Armenia named 'country of the year' in UK
The British weekly newspaper Economist has named Armenia as the country of the year, saying the South Caucasus nation has a "chance of democracy and renewal" after street protests led to a peaceful change of government.
"Our annual 'country of the year' award goes not to the most influential nation, nor to the richest, nor to the one with the tastiest food. It celebrates progress," the London-based weekly news magazine wrote.
According to the article, "an ancient and often misruled nation in a turbulent region has a chance of democracy and renewal." "For that reason, Armenia is our country of the year," the newspaper stressed.
The newspaper said that choosing the 'country of the year' is tricky, because stellar performance in one year is no guarantee of future success - last year’s pick, France, is now racked by riots.
Nikol Pashinyan, a charismatic and bearded former journalist and MP, "was swept into power, legally and properly, on a wave of revulsion against corruption and incompetence," the Economist said on December 18. He was elected to the prime minister's post in May after spearheading weeks of mass protests that forced his predecessor, long-entrenched leader Serzh Sarkisian, to resign.
On December 9, acting Armenian Prime Minister Nikol Pashinyan’s bloc 'My Step' has received 70.43% of the vote during the Armenian parliamentary elections.

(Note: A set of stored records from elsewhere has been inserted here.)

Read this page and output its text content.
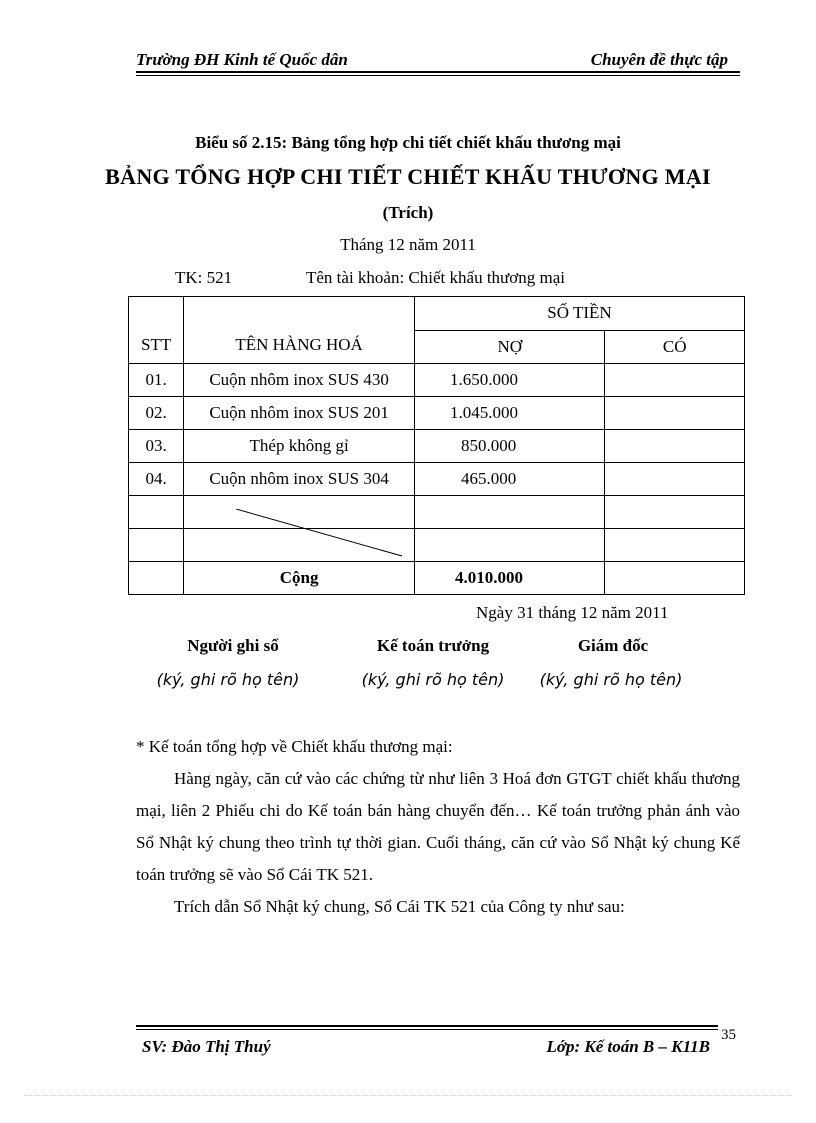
Trường ĐH Kinh tế Quốc dân	Chuyên đề thực tập
Biểu số 2.15: Bảng tổng hợp chi tiết chiết khấu thương mại
BẢNG TỔNG HỢP CHI TIẾT CHIẾT KHẤU THƯƠNG MẠI
(Trích)
Tháng 12 năm 2011
TK: 521	Tên tài khoản: Chiết khấu thương mại
STT	TÊN HÀNG HOÁ	SỐ TIỀN	
		NỢ	CÓ
01.	Cuộn nhôm inox SUS 430	1.650.000	
02.	Cuộn nhôm inox SUS 201	1.045.000	
03.	Thép không gỉ	850.000	
04.	Cuộn nhôm inox SUS 304	465.000	

	Cộng	4.010.000	
Ngày 31 tháng 12 năm 2011
Người ghi sổ	Kế toán trưởng	Giám đốc
(ký, ghi rõ họ tên)	(ký, ghi rõ họ tên)	(ký, ghi rõ họ tên)
* Kế toán tổng hợp về Chiết khấu thương mại:
Hàng ngày, căn cứ vào các chứng từ như liên 3 Hoá đơn GTGT chiết khấu thương mại, liên 2 Phiếu chi do Kế toán bán hàng chuyển đến… Kế toán trưởng phản ánh vào Sổ Nhật ký chung theo trình tự thời gian. Cuối tháng, căn cứ vào Sổ Nhật ký chung Kế toán trưởng sẽ vào Sổ Cái TK 521.
Trích dẫn Sổ Nhật ký chung, Sổ Cái TK 521 của Công ty như sau:
SV: Đào Thị Thuý	Lớp: Kế toán B – K11B
35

The Prosperous Armenia party, led by Gagik Tsarukyan and the Armenian Renaissance party, led by Edmon Marukyan, have also entered the parliament, scoring 8.27% and 6.37% of the vote respectively. The My Step bloc got 88 of 132 seats in the parliament.

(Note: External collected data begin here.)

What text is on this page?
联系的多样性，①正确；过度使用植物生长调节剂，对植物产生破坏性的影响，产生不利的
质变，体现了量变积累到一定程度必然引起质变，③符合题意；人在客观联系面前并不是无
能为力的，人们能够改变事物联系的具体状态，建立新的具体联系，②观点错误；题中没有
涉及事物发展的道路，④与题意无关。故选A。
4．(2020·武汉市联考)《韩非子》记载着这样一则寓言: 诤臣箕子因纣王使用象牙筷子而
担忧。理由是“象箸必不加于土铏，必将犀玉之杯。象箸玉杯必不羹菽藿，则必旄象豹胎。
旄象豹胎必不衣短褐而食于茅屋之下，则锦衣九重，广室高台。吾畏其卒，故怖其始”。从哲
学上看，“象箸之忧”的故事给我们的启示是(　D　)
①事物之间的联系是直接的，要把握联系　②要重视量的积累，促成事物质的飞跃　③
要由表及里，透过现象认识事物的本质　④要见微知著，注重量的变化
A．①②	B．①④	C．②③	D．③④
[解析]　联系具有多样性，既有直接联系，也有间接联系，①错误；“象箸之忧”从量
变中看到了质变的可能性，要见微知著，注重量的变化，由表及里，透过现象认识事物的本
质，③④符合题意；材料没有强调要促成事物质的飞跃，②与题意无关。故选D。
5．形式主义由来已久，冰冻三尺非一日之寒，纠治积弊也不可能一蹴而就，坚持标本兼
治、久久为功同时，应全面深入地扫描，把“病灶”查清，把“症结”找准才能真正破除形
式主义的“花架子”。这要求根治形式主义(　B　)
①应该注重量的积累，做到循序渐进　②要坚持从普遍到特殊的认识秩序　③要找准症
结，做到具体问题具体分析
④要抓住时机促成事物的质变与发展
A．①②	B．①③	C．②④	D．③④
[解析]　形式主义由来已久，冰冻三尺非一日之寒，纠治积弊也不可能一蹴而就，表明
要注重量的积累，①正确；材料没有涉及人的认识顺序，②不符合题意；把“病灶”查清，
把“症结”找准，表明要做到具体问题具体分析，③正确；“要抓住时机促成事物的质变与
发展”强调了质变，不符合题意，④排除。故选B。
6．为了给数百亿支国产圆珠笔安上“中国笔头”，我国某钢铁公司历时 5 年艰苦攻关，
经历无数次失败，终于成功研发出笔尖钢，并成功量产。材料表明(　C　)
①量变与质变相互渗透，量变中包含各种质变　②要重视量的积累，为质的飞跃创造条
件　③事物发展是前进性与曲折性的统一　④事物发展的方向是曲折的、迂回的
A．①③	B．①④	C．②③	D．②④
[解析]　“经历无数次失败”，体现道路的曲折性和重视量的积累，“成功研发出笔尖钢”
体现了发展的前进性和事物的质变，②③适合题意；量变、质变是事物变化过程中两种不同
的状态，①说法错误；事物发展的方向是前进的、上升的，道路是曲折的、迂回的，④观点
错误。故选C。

Armenian politicians and political scientists warmly welcomed this sign of attention from the UK. The Prosperous Armenia party's representative Naira Zohrabyan, speaking with Vestnik Kavkaza, said that she is completely agree with The Economist weekly newspaper. "What happened in Armenia in April was an unprecedented bloodless revolution for the entire post-Soviet space. This revolution was not against Russia, the European Union or the United States, but against corruption and the total power of the Republicans, who did not give any progress to either the country or the people. This revolution was against lawlessness," she said.
"I absolutely agree that Armenia can become the country of the year, with a revolution, which had only one winner - the people. Pashinyan’s team expresses the opinion of the majority of the people, and I can say that yes, the people won," Naira Zohrabyan stressed.
Ex-mayor of Yerevan Vahagn Khachatryan also expressed gratitude to London for recognizing the state coup in Armenia as a democratic event of the year. "It’s very nice that the actions of Nikol Pashinyan’s team are assessed in the West in such a way. In principle, it was a surprise for all of us that we were able to get rid of the regime, which reigned in the country for 20 years. I think Armenia is worthy of such an assessment," he said.